「無事か?」

「り、リド!」

リドは息を荒くしながら「その様子じゃ大丈夫なようだな」とホッとしたようだった。

「お前に怪我がなくて良かったよ」

リドがいつになく優しい顔をして笑うから儚く見えてしまう。このまま命が消えてしまうんじゃないかって胸がざわざわする。

「良かった、じゃないでしょ!もしかしてリド、あんた、あたしを庇って怪我したんじゃ…!」

するとリドは「バーカ」と答えた。

「オレはこれくらいでやられたりしねぇよ」

見くびるな、と強気で答えるけど否定していないことに胸がぎゅっとなった。


「どうして、どうして庇ったりしたの!」

あたしなんか放っておけば良かったじゃない、と叫ぶように言うと「そんなのできるかよ」とリドがあたしの頭を優しく撫でる。


「お前はオレのだからな」


だからって自分が怪我したら意味がないじゃないか。バカだよ、アキもリドも、本当にバカだ。自分を犠牲にしてまで何かをするなんて、大馬鹿だ。

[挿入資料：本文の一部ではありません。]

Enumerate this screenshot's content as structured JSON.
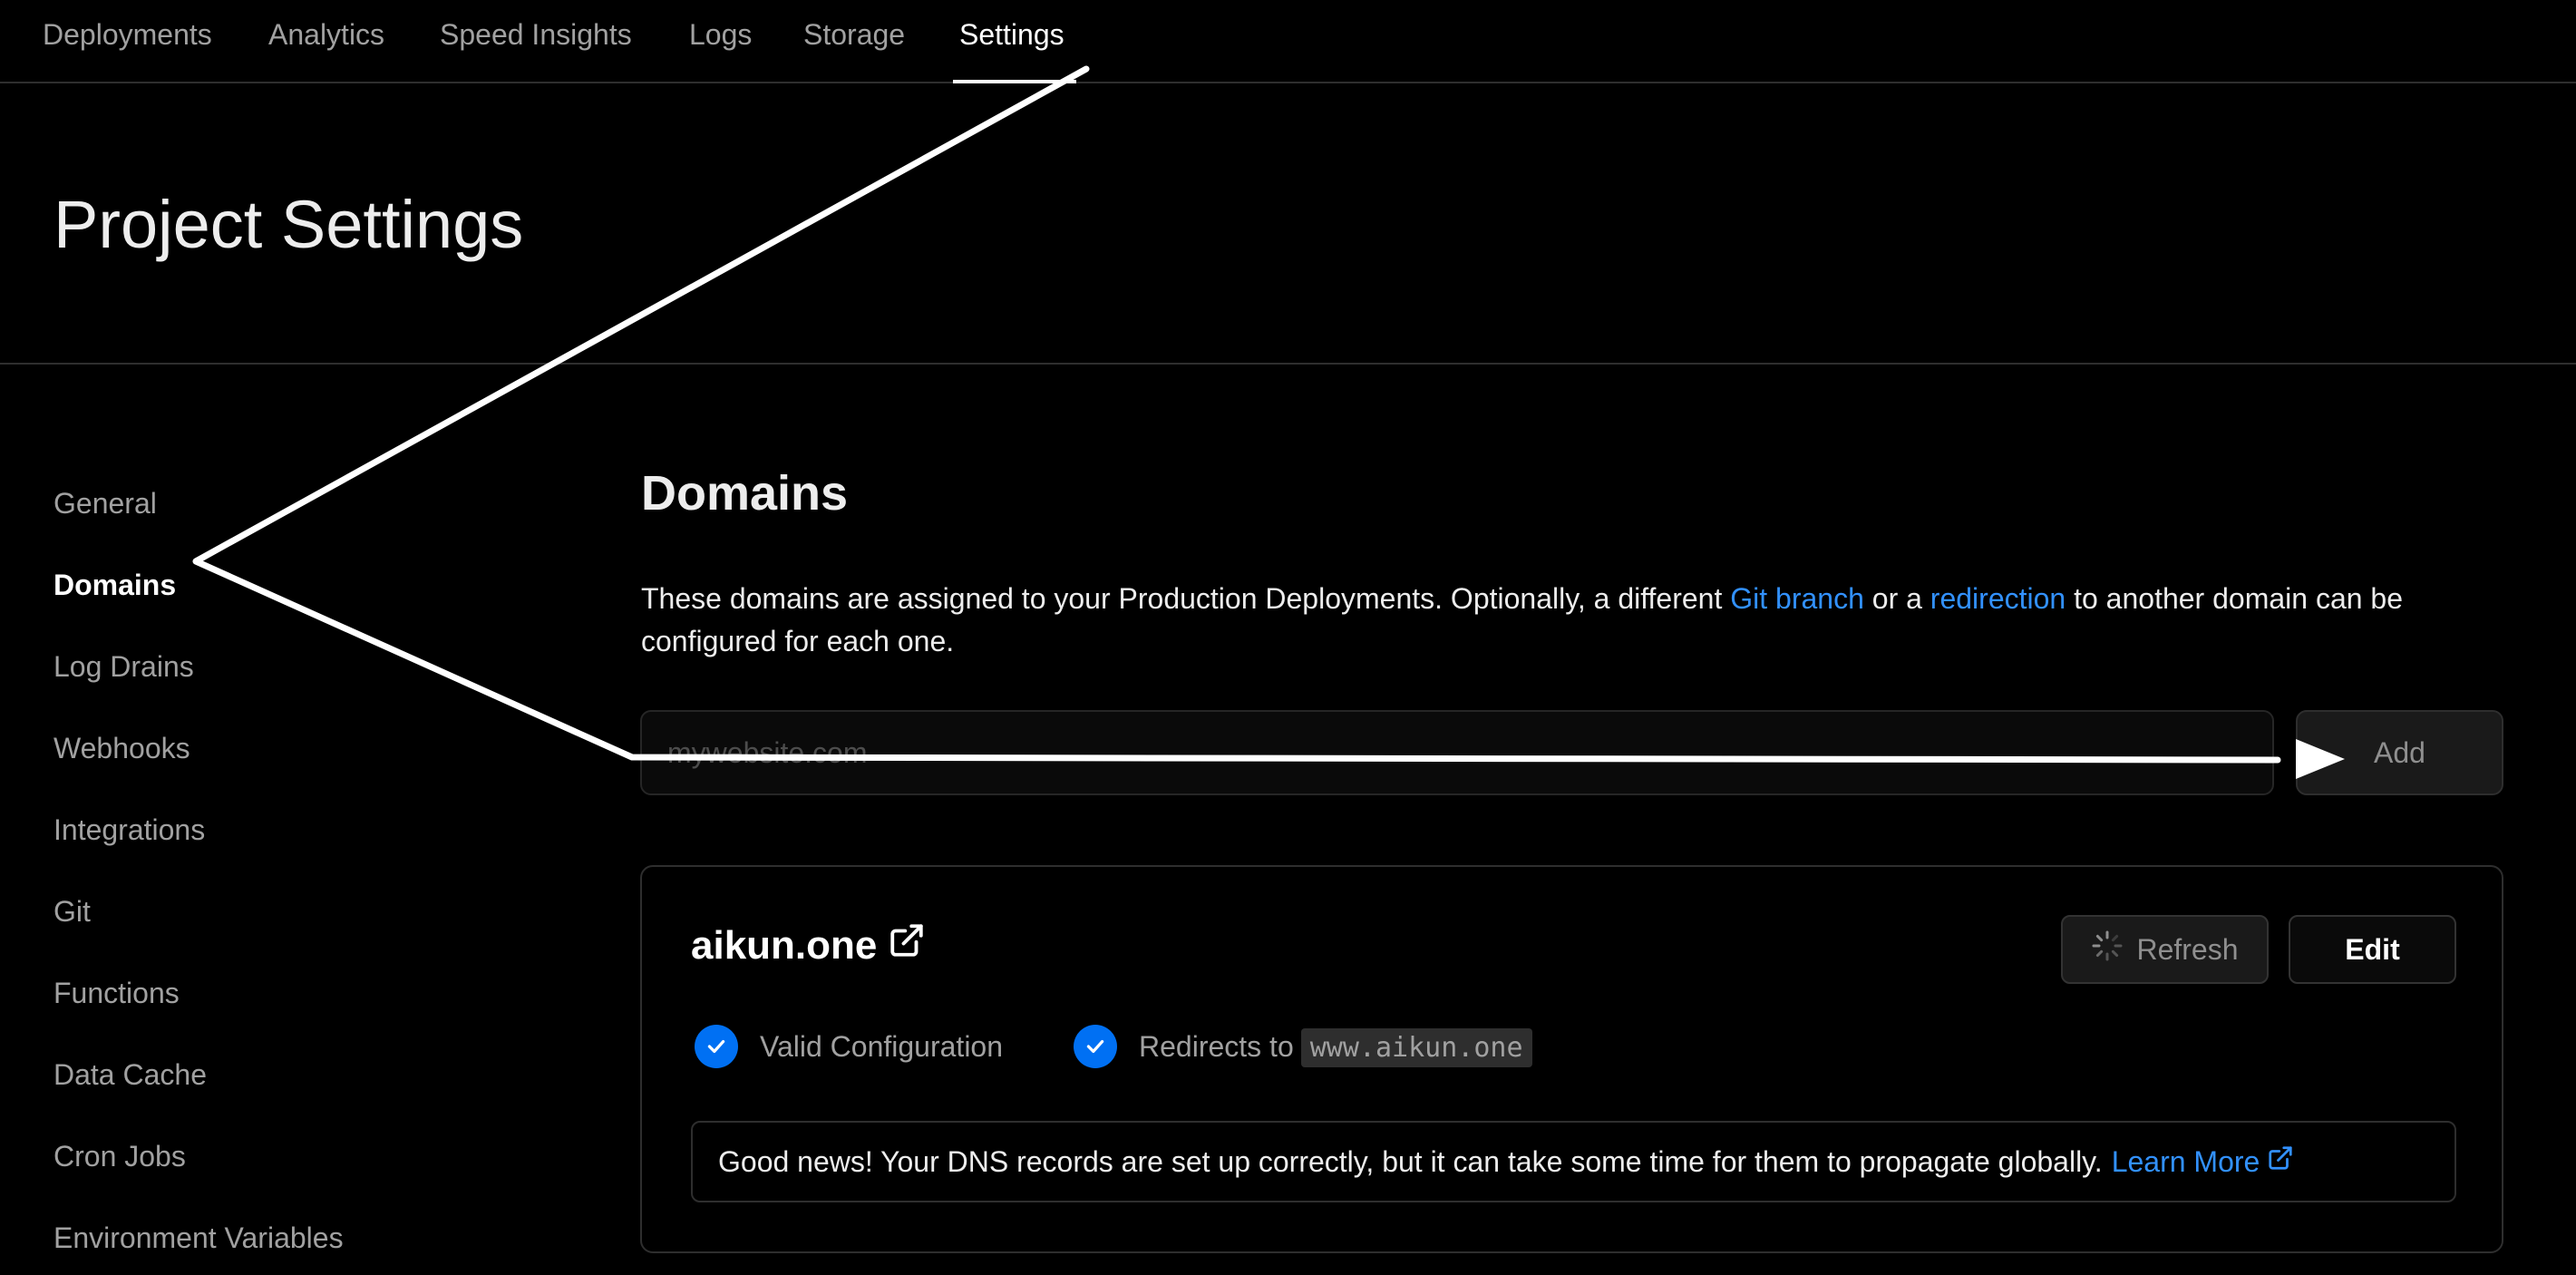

「おい、ここから逃げようとするんじゃねえよ。無謀だ。あいつは姿を見せない上にどこからでも攻撃してくる。だが佐奈はあいつに攻撃できない。お前に勝ち目はねえよ。諦めてオレに守られてろ。絶対守ってやるから」

「でもこのままじゃリドがやられちゃう!」

それもあたしを守っているせいで。そんなの、何も行動せずにいるなんて、できるわけないじゃない!

それにどうやら敵の狙いはあたしだ。リドの腕の中から出ていけば、リドは攻撃を受けずに済む。